I don’t own Microscope, so even if that’s so it doesn’t count for answering the question. I think there are games (that I own) that are way more literary than any version of D&D, but that’s not really what I’m choosing to examine here. Basically, though, I’m trying to make some marginally interesting hay out of a vague and (to me) not very satisfying question. There seems to me to be a real sense in which OD&D is proto-roleplaying and there’s something interesting about how successors ran with that and opened up the scope for other mental activities.
In that, I can definitely agree. Part of what fascinates me is that period in game evolution where the board-gaming elements shift and become vestigial.

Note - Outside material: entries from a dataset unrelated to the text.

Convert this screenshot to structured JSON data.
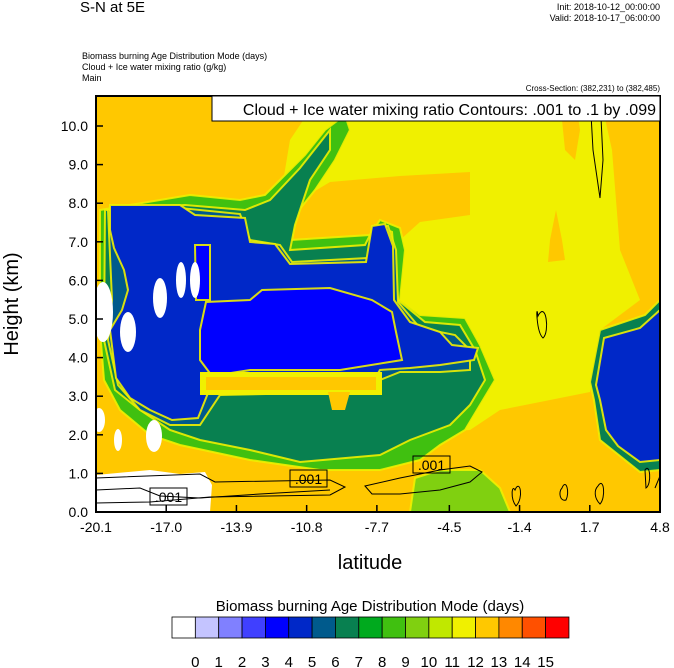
{
  "header": {
    "title": "S-N at 5E",
    "init": "Init: 2018-10-12_00:00:00",
    "valid": "Valid: 2018-10-17_06:00:00",
    "field_lines": [
      "Biomass burning Age Distribution Mode   (days)",
      "Cloud + Ice water mixing ratio   (g/kg)",
      "Main"
    ],
    "cross_section": "Cross-Section: (382,231) to (382,485)"
  },
  "chart_data": {
    "type": "heatmap",
    "subtype": "filled contour with line contour overlay",
    "title": "Cloud + Ice water mixing ratio Contours: .001 to .1 by .099",
    "xlabel": "latitude",
    "ylabel": "Height (km)",
    "xlim": [
      -20.1,
      4.8
    ],
    "ylim": [
      0,
      10.8
    ],
    "x_ticks": [
      "-20.1",
      "-17.0",
      "-13.9",
      "-10.8",
      "-7.7",
      "-4.5",
      "-1.4",
      "1.7",
      "4.8"
    ],
    "x_tick_values": [
      -20.1,
      -17.0,
      -13.9,
      -10.8,
      -7.7,
      -4.5,
      -1.4,
      1.7,
      4.8
    ],
    "y_ticks": [
      "0.0",
      "1.0",
      "2.0",
      "3.0",
      "4.0",
      "5.0",
      "6.0",
      "7.0",
      "8.0",
      "9.0",
      "10.0"
    ],
    "y_tick_values": [
      0,
      1,
      2,
      3,
      4,
      5,
      6,
      7,
      8,
      9,
      10
    ],
    "contour_line_labels": [
      ".001",
      ".001",
      ".001"
    ],
    "grid": false,
    "colorbar": {
      "title": "Biomass burning Age Distribution Mode  (days)",
      "position": "bottom",
      "levels": [
        "0",
        "1",
        "2",
        "3",
        "4",
        "5",
        "6",
        "7",
        "8",
        "9",
        "10",
        "11",
        "12",
        "13",
        "14",
        "15"
      ],
      "colors": [
        "#ffffff",
        "#c4c4ff",
        "#8080ff",
        "#4040ff",
        "#0000ff",
        "#0028c8",
        "#005a8c",
        "#088050",
        "#00aa1e",
        "#40c010",
        "#80d010",
        "#c0e800",
        "#f0f000",
        "#ffc800",
        "#ff8800",
        "#ff5000",
        "#ff0000"
      ]
    }
  }
}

OD&D is the time during which it is impossible to say what the game is. It is a board game. But it is not a board game. It is a mini’s game descended from Little Wars, but does not need minis.
Sometimes these elements creep back in in weird, and sometimes non-sensible ways, and sometimes they get actively expunged. Most all games since try to find a spot on the spectrum of mechanical/board game to pure theater of the mind while owing their roots a game that could encompass both but was truly neither.
Also, you should check out Microscope. While it’s a game unto itself, it’s great for world creation since, after 2 or 3 hours of play, you end up with a pretty fleshed out setting that can be ported any other game system.